Na tese, foi utilizado como estudo o caso da reforma da previdência de 2003, durante o governo Lula (PT), que impunha custos diretos aos servidores públicos, base eleitoral do PT. A pesquisadora buscou identificar, entrevistando os políticos da época, quais foram as articulações e mecanismos que o partido dispunha para atingir seus objetivos. “A própria inclusão de setores como os servidores públicos e sindicalistas no governo foi, em parte, o que facilitou a aprovação”, explica Silotto, pois a presença dessas figuras conferia confiabilidade na decisão do governo.

Mas essa não foi a única estratégia. Em entrevista à pesquisadora, um dos deputados afirmou: “Nós tínhamos uma responsabilidade com o eleitor [antes]. Governando o país, nós tínhamos uma responsabilidade com o país. Nós tínhamos que mostrar para a base eleitoral que isso é necessário para sustentar a democracia e o sistema fiscal do país como um todo”. O partido então disponibilizou justificativas que fossem alinhadas à sua posição e dos seus políticos para explicar a necessidade de aprovação aos eleitores.

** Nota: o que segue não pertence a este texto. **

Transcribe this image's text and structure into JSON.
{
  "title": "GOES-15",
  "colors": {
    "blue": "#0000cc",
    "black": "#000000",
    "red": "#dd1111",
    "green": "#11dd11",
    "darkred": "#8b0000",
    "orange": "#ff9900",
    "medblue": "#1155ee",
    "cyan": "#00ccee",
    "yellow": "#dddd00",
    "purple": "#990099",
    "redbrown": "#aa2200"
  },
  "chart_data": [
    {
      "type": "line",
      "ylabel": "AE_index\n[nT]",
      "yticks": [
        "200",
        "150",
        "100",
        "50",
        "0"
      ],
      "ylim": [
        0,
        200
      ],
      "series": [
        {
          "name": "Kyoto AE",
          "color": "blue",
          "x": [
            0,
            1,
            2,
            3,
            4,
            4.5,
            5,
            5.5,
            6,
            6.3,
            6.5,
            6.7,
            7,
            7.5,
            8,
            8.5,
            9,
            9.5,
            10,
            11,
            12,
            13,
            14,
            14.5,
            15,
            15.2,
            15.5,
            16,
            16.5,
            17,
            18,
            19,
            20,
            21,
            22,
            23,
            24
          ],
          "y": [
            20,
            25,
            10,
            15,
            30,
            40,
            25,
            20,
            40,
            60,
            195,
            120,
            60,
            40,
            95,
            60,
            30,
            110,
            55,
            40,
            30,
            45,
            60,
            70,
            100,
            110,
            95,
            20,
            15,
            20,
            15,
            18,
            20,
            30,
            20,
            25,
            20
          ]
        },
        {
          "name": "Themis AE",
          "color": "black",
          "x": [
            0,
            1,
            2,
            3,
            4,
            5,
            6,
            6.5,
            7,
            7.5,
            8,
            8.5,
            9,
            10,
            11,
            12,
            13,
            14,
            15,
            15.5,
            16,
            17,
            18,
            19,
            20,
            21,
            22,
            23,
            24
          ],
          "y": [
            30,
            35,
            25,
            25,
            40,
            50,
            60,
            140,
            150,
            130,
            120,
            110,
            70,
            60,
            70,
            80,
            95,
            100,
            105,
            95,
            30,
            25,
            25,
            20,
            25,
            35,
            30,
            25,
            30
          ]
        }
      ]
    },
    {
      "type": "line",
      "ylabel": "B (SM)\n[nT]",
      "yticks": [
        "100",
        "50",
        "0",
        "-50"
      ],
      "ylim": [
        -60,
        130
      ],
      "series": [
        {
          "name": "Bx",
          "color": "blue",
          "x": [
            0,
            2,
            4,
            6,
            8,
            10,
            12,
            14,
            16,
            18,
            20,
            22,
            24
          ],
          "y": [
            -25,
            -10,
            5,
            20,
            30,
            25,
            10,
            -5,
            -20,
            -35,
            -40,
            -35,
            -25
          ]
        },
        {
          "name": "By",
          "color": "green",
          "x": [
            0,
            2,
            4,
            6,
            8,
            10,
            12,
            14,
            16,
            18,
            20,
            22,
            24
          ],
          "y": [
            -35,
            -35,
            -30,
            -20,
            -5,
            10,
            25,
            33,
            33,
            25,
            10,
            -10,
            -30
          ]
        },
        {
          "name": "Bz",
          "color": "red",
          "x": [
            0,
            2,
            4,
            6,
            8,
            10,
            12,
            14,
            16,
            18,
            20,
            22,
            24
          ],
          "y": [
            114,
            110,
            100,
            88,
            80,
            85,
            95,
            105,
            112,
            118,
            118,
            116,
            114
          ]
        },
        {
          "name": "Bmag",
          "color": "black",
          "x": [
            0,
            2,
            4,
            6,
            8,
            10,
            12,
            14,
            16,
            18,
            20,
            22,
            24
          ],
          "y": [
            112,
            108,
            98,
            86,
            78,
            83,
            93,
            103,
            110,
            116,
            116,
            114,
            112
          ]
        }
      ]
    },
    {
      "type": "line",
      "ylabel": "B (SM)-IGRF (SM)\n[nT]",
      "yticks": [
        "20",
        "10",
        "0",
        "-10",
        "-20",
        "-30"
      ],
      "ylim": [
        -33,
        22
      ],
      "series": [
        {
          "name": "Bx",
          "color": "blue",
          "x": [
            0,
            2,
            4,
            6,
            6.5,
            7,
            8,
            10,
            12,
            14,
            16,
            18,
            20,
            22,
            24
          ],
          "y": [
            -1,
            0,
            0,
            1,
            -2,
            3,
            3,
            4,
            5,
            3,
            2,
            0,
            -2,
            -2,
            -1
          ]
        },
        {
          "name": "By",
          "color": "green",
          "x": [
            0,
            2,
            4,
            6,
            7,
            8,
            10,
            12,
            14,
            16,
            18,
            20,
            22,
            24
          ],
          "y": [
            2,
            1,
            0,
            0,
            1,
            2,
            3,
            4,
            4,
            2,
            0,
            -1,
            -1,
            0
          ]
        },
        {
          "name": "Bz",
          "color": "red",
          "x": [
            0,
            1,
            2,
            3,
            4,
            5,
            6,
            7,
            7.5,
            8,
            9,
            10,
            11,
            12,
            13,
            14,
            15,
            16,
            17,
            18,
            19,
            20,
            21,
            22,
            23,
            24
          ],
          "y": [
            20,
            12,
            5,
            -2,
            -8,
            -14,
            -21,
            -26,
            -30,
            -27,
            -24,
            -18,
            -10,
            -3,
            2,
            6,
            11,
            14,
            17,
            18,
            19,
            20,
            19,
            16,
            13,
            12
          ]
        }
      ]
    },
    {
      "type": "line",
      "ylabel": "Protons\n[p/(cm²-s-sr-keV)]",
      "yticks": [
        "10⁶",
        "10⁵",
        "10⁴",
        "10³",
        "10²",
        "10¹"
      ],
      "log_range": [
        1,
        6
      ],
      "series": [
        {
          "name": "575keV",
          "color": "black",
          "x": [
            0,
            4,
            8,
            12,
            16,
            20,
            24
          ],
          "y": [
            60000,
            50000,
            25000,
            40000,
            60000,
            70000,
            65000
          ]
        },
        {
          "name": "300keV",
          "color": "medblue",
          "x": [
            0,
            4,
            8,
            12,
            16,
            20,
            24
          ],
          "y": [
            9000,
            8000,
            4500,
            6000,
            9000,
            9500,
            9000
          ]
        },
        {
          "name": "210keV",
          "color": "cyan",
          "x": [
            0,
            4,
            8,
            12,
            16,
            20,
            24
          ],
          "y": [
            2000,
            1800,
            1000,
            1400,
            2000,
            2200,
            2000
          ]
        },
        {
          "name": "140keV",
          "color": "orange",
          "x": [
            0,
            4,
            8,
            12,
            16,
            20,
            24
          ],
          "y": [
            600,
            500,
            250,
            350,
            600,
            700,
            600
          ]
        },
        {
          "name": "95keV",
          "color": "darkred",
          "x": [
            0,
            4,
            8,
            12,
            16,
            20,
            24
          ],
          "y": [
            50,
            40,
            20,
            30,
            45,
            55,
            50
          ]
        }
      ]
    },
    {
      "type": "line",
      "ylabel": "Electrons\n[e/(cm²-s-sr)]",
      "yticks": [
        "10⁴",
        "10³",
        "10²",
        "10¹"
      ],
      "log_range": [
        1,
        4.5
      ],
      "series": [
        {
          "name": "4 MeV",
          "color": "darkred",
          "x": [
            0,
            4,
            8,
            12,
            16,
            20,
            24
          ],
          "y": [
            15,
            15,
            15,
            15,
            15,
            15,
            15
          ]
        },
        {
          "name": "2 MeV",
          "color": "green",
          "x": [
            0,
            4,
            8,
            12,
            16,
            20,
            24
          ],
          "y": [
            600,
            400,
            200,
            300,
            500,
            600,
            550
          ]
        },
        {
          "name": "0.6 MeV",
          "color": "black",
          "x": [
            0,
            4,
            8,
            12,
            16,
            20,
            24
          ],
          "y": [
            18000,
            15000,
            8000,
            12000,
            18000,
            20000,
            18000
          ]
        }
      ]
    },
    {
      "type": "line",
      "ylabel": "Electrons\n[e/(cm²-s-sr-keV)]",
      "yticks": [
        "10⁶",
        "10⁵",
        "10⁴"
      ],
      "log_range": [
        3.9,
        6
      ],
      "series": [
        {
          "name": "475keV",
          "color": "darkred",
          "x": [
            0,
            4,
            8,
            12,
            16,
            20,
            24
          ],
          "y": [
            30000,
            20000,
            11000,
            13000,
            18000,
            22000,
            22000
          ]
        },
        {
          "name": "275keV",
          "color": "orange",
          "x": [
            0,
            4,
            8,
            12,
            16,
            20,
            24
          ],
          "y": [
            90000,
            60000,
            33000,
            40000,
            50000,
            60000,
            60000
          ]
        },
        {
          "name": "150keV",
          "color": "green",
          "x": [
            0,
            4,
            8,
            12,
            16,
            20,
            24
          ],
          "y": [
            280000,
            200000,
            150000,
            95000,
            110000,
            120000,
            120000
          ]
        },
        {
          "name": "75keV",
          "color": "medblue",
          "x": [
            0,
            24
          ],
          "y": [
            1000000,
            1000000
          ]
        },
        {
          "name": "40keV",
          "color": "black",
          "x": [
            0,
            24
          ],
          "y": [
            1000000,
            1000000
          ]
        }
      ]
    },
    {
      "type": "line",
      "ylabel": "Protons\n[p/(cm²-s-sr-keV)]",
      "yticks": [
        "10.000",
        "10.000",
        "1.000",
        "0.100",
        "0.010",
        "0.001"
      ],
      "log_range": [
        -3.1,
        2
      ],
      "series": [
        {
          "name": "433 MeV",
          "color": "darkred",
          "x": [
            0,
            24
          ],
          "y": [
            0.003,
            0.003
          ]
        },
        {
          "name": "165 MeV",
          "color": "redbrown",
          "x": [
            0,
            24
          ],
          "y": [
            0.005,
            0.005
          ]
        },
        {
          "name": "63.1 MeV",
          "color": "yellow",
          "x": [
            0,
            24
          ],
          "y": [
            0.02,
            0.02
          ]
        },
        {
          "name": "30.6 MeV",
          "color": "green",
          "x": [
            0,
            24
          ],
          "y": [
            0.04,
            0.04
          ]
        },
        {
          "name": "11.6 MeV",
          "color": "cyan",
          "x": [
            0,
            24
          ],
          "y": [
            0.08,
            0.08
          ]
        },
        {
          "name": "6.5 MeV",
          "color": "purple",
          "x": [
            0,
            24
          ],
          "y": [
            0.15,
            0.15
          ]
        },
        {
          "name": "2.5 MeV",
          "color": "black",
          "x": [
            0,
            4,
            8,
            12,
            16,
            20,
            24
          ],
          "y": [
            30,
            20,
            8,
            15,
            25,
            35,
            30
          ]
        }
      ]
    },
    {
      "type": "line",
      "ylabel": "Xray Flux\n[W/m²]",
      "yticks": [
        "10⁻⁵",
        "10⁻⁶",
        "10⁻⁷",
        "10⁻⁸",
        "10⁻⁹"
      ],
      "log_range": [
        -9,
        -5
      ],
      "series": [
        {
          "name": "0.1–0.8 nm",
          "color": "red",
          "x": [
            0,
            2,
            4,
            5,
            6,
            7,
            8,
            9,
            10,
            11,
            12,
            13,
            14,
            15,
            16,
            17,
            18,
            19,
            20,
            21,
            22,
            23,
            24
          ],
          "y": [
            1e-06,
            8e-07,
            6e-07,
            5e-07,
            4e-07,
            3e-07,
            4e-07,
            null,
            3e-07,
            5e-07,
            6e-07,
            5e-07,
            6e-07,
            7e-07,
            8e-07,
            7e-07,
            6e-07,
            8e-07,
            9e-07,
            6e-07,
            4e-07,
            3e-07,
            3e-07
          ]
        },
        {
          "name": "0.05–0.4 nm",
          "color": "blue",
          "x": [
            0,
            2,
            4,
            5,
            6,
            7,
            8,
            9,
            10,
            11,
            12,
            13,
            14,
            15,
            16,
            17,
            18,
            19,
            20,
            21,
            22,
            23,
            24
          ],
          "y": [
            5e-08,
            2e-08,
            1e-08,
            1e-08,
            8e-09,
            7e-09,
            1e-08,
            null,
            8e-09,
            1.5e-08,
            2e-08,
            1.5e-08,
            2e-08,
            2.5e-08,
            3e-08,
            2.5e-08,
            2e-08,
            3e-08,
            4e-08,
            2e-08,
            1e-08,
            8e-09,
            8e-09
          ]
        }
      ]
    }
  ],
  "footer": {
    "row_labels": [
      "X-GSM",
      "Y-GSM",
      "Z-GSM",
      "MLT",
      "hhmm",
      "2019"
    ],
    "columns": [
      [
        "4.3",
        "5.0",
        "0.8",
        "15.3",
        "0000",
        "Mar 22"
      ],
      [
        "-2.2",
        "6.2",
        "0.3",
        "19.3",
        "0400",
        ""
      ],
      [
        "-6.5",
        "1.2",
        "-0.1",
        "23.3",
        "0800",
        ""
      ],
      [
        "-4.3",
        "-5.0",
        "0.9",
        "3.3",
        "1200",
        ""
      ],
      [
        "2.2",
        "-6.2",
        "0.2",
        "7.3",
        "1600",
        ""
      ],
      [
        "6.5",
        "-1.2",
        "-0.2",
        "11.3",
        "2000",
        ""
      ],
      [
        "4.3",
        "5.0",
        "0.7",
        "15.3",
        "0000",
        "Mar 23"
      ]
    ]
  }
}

Outra articulação do partido, conforme demonstrou a cientista política, foi abrir negociações com deputados que estivessem dispostos a ajudar na aprovação. Em contrapartida, àqueles que não ajudassem, haveria veto. Alguns deputados do PT, na época, se opuseram à decisão do governo e foram expulsos. Graziele entrevistou todos os dissidentes e ex-deputados alinhados à reforma e concluiu que essa foi uma das maneiras de assegurar um comportamento disciplinado dos deputados, configurando também um dos mecanismos de aprovação.

A pesquisadora concluiu que a relação desigual na representação de partido e eleitor impacta na impressão das pessoas sobre o sistema democrático. “A representação política é o âmago da democracia. Perceber que somos representados confere legitimidade a esse sistema democrático. Essa tensão gerada por vezes causa algum desgaste”.